The number of years for being convicted of a felony can range on the relatively shorter end of anywhere from 5 to 25 years, or could last for an entire lifetime (e.g., a life sentence without parole).
Also, if certain factors are present either during the commission of the crime or as part of the case, then it could impact the amount of fines or length of imprisonment that the defendant receives.
For example, if this is not the first time that the defendant has committed a crime (i.e., a repeat offender), then their sentence may be longer than one given to a defendant who has no history of a criminal record. Multiple charges or aggravating factors can also cause an increase in penalties.
As for the criminal fines issued for a felony charge, they generally involve very high dollar amounts. In some cases, a defendant may be required to pay criminal retribution, which is payment for the losses caused to the victim.
Additionally, there are some states where a felony charge could result in the loss of certain rights, such as the right to own a firearm, the right to vote in an election, and the right to obtain custody of a child.
Are There Any Legal Defenses for Felonies?
There are some criminal defenses that a defendant may be able to use against a felony charge. For instance, self-defense is one of the most common types of criminal defenses used for cases involving felony assault and battery. Some other examples of felony defenses include:
- Involuntary intoxication;
- Improper police action, procedure, or entrapment;
- Mistake of fact or accident;
- Insufficient evidence;
- Adequate provocation;
- Insanity or diminished capacity; and
- Affirmative defenses (e.g., the suspect was not the person who committed the crime).
It is important to note that the facts of a case must support the defendant’s defense. In other words, the defendant cannot assert a defense that would not match up with what happened in the case or would not be available against the type of crime committed.
The defendant can demonstrate their defense is supported through physical means (such as documents or weapons); witness testimony; video, audio, or photographic files; and various other items of evidence.
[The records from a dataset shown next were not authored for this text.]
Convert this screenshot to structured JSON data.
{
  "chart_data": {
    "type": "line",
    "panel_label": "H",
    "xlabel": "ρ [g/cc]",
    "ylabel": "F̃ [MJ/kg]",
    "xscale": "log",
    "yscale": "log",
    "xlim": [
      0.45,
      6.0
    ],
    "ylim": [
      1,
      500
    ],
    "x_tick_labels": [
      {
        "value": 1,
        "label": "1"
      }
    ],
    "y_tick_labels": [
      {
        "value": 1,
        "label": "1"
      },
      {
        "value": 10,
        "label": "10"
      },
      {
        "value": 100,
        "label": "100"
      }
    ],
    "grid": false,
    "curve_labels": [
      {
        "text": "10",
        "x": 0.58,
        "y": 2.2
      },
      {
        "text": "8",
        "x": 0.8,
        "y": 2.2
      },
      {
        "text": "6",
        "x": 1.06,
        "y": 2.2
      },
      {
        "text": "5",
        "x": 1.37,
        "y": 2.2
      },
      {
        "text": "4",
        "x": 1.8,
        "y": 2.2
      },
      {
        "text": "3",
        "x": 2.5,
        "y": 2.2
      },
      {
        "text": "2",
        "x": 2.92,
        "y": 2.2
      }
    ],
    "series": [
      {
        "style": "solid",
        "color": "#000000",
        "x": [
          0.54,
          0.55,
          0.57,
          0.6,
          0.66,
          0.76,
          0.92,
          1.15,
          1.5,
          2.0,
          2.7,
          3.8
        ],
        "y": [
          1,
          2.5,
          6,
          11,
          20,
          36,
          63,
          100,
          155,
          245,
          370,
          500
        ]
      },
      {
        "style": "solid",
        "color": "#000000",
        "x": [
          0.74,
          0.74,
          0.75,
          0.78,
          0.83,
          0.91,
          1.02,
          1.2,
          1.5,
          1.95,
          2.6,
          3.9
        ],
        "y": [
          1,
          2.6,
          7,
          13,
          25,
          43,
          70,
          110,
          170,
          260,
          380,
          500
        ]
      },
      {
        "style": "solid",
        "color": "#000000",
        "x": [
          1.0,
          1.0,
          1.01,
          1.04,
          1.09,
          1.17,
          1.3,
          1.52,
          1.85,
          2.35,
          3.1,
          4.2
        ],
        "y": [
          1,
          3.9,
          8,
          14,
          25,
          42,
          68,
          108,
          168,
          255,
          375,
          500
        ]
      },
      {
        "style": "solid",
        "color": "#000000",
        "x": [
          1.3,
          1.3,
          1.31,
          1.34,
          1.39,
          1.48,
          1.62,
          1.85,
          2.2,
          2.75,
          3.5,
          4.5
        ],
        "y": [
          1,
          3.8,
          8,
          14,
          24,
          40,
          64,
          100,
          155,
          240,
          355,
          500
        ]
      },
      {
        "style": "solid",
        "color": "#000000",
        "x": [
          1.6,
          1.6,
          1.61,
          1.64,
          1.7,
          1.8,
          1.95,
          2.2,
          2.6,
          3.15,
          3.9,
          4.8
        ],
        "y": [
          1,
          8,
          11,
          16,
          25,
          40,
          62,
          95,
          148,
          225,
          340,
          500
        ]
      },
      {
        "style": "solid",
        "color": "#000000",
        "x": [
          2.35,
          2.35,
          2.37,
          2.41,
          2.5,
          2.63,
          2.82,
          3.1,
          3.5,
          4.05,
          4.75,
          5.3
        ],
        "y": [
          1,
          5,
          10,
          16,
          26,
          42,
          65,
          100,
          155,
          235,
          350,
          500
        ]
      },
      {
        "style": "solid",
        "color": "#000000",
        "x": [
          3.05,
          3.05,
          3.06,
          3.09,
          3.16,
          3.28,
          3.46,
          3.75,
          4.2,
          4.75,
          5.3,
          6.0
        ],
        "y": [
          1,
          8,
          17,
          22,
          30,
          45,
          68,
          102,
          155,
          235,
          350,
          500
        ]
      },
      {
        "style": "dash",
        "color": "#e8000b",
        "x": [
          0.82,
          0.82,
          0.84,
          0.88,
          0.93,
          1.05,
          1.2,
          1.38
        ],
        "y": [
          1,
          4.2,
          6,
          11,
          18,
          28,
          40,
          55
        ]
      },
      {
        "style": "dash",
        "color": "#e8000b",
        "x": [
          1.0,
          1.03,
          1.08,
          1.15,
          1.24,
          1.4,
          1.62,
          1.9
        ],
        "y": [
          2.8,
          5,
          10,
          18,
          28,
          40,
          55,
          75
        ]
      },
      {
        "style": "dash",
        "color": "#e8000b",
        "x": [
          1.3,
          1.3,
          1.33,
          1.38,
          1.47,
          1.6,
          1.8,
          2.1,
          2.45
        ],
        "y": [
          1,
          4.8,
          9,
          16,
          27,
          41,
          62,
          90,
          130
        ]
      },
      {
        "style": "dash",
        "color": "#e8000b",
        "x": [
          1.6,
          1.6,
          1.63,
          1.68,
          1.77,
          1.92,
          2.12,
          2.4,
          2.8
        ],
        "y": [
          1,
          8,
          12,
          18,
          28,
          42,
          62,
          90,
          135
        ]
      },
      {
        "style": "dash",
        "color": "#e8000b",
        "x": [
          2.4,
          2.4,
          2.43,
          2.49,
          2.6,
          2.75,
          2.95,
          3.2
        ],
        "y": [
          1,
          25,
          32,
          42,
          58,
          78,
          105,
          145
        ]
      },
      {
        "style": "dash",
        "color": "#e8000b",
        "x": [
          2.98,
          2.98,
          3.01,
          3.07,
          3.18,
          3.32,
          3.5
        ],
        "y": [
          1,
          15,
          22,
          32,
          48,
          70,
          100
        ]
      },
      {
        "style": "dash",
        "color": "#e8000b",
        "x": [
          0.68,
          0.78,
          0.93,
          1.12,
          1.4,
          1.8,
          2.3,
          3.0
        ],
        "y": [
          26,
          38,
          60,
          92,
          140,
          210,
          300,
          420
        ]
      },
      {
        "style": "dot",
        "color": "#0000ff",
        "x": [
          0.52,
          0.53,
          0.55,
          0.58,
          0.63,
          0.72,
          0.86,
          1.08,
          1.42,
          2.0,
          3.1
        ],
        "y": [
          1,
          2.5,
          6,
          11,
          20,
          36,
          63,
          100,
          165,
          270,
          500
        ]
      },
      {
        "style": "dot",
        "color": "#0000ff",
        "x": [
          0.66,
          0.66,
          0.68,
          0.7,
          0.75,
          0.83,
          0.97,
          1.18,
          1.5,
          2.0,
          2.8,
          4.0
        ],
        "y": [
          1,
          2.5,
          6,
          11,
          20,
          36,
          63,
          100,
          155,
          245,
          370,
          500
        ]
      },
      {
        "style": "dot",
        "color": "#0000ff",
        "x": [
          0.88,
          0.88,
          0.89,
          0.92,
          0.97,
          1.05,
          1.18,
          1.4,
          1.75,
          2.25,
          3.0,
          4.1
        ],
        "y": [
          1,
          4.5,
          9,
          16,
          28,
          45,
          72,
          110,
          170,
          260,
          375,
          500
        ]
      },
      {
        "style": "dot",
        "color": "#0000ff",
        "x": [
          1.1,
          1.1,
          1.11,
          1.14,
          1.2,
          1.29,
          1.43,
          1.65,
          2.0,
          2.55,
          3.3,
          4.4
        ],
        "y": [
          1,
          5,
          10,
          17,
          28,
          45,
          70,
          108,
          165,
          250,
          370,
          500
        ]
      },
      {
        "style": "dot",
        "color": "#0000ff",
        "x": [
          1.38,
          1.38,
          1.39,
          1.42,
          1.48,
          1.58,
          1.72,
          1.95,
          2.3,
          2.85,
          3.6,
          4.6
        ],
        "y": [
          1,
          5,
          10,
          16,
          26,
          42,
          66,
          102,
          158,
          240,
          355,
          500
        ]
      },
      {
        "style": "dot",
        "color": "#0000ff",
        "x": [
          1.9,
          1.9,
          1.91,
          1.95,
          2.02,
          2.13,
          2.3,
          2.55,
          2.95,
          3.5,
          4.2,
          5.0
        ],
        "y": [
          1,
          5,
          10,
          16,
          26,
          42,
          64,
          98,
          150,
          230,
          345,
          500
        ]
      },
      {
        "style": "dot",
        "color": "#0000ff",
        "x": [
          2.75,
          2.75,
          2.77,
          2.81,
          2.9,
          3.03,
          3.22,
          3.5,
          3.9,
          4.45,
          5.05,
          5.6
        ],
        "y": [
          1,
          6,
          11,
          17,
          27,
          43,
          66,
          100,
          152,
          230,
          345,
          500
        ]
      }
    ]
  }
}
Do I Need to Hire a Lawyer for Assistance with Felony Charges?
As previously mentioned, felony crimes will frequently lead to some very serious legal consequences. If you or your loved one is facing criminal charges for a felony offense, then you should strongly consider hiring a local criminal defense attorney as soon as possible.
An experienced criminal defense attorney will be able to guide you with valuable legal advice, can help you to prepare your case, and can provide representation on your behalf in court.
In addition, an attorney will also be able to determine whether there are any defenses available for your case and can make sure that your rights as a defendant are sufficiently protected.